How can the Mavericks improve their paint defense this year? Now having a more flexible roster, the Mavericks are a couple of moves away from being a dangerous team for title contention. With the right move that brings in more defense, this team could be closer in retooling the roster than most of us had expected.
If the Mavericks decide to bring in more depth at the five this year to help Lively, perhaps trade discussions from earlier this summer with Atlanta can be rekindled. Dallas was reportedly involved in trade talks with Atlanta before the draft for veteran Clint Capela, who has a career average of 1.5 blocks per game. No deal ever came to fruition, as the Hawks wanted the Mavericks to take on John Collins’ contract and the Mavericks had no desire to give up Josh Green or Jaden Hardy in a deal.

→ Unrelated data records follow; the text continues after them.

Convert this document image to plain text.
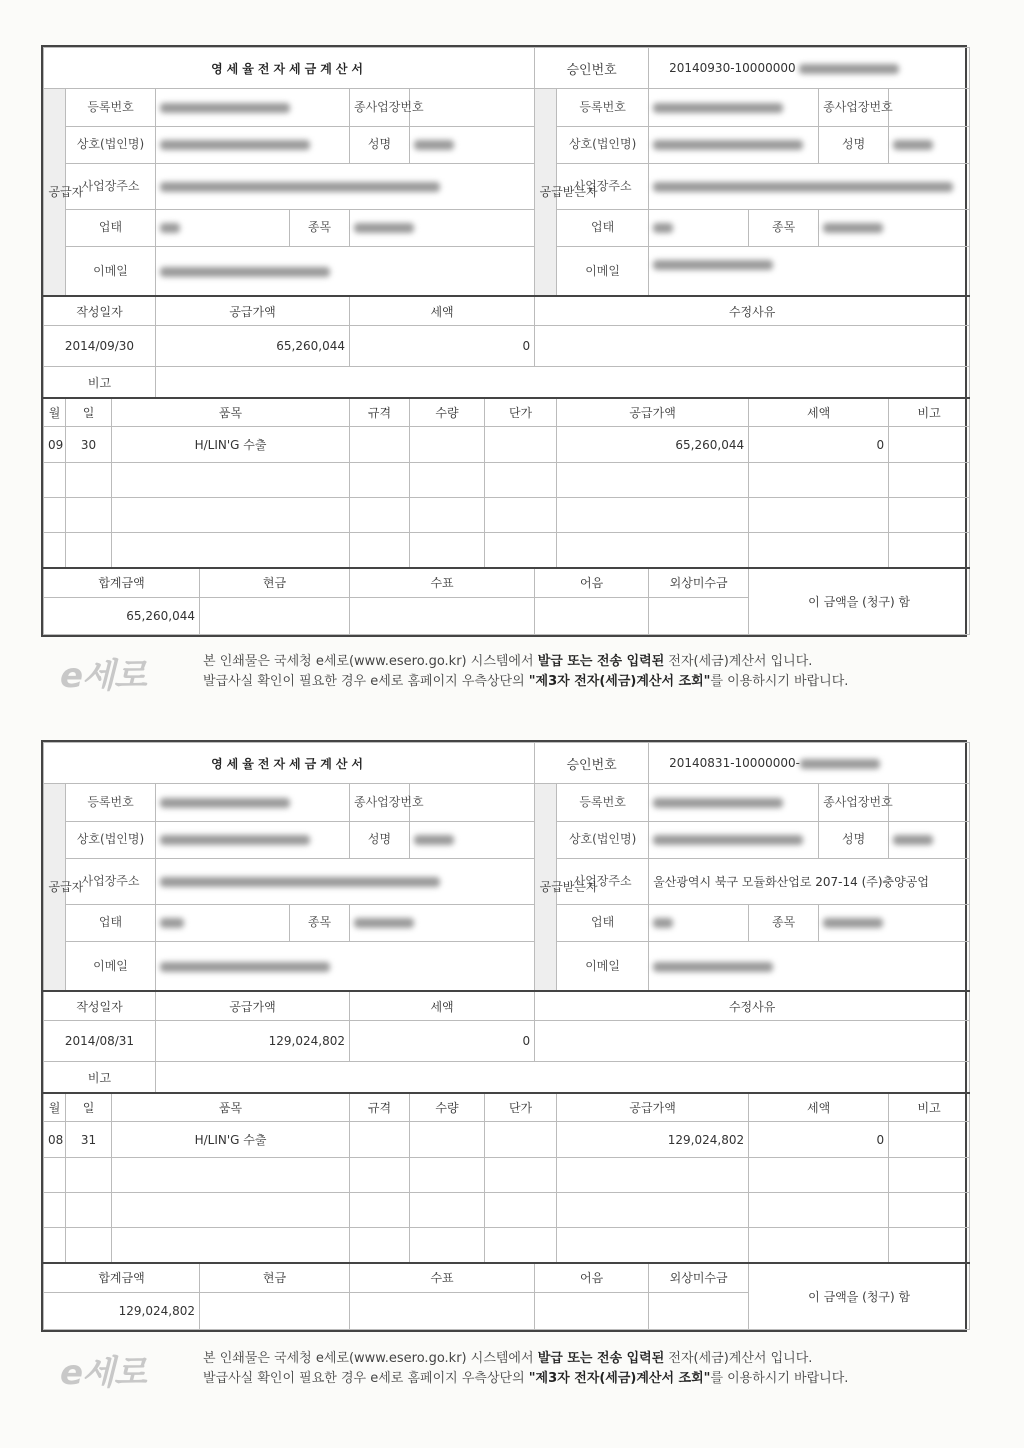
영세율전자세금계산서									승인번호		20140930-10000000			

공급자	등록번호					종사업장번호			공급받는자	등록번호			종사업장번호	
	상호(법인명)					성명				상호(법인명)			성명	
	사업장주소									사업장주소				
	업태				종목					업태		종목		
	이메일									이메일				

작성일자			공급가액			세액			수정사유					
2014/09/30			65,260,044			0								
비고														
월	일	품목				규격	수량	단가		공급가액		세액		비고
09	30	H/LIN'G 수출								65,260,044		0		

합계금액				현금		수표			어음		외상미수금	이 금액을 (청구) 함		
65,260,044														
e세로	본 인쇄물은 국세청 e세로(www.esero.go.kr) 시스템에서 발급 또는 전송 입력된 전자(세금)계산서 입니다.
발급사실 확인이 필요한 경우 e세로 홈페이지 우측상단의 "제3자 전자(세금)계산서 조회"를 이용하시기 바랍니다.
영세율전자세금계산서									승인번호		20140831-10000000-			

공급자	등록번호					종사업장번호			공급받는자	등록번호			종사업장번호	
	상호(법인명)					성명				상호(법인명)			성명	
	사업장주소									사업장주소	울산광역시 북구 모듈화산업로 207-14 (주)충양공업			
	업태				종목					업태		종목		
	이메일									이메일				
작성일자			공급가액			세액			수정사유					
2014/08/31			129,024,802			0								
비고														
월	일	품목				규격	수량	단가		공급가액		세액		비고
08	31	H/LIN'G 수출								129,024,802		0		

합계금액				현금		수표			어음		외상미수금	이 금액을 (청구) 함		
129,024,802														
e세로	본 인쇄물은 국세청 e세로(www.esero.go.kr) 시스템에서 발급 또는 전송 입력된 전자(세금)계산서 입니다.
발급사실 확인이 필요한 경우 e세로 홈페이지 우측상단의 "제3자 전자(세금)계산서 조회"를 이용하시기 바랍니다.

The Mavericks have looked great 12 games into the season, but it’s evident that they still need more help defending. This is why they brought in guys like Derrick Jones Jr., Grant Williams, and Dante Exum and drafted defensive-minded rookies in Lively and Olivier-Maxence Prosper.
Re-signing 31-year-old Irving in the offseason to a three-year, $120 million deal signifies that the Mavericks are trying to bring another championship back to Dallas within the next few years. If they want to have a fighting chance, they need to improve their defense, especially in the paint.
The Mavericks have been a joy to watch through these first 12 games. After the embarrassment known as the 2022-2023 Mavericks, it’s been delightful to see them change certain facets of their game that plagued them last year.
This first set of games this year has given fans hope that things aren’t as bad as they seemed after the Mavericks missed the playoffs. That’s the beauty of an 82-game regular season, the Mavericks still have time to work on the things that have plagued them as a franchise in previous years.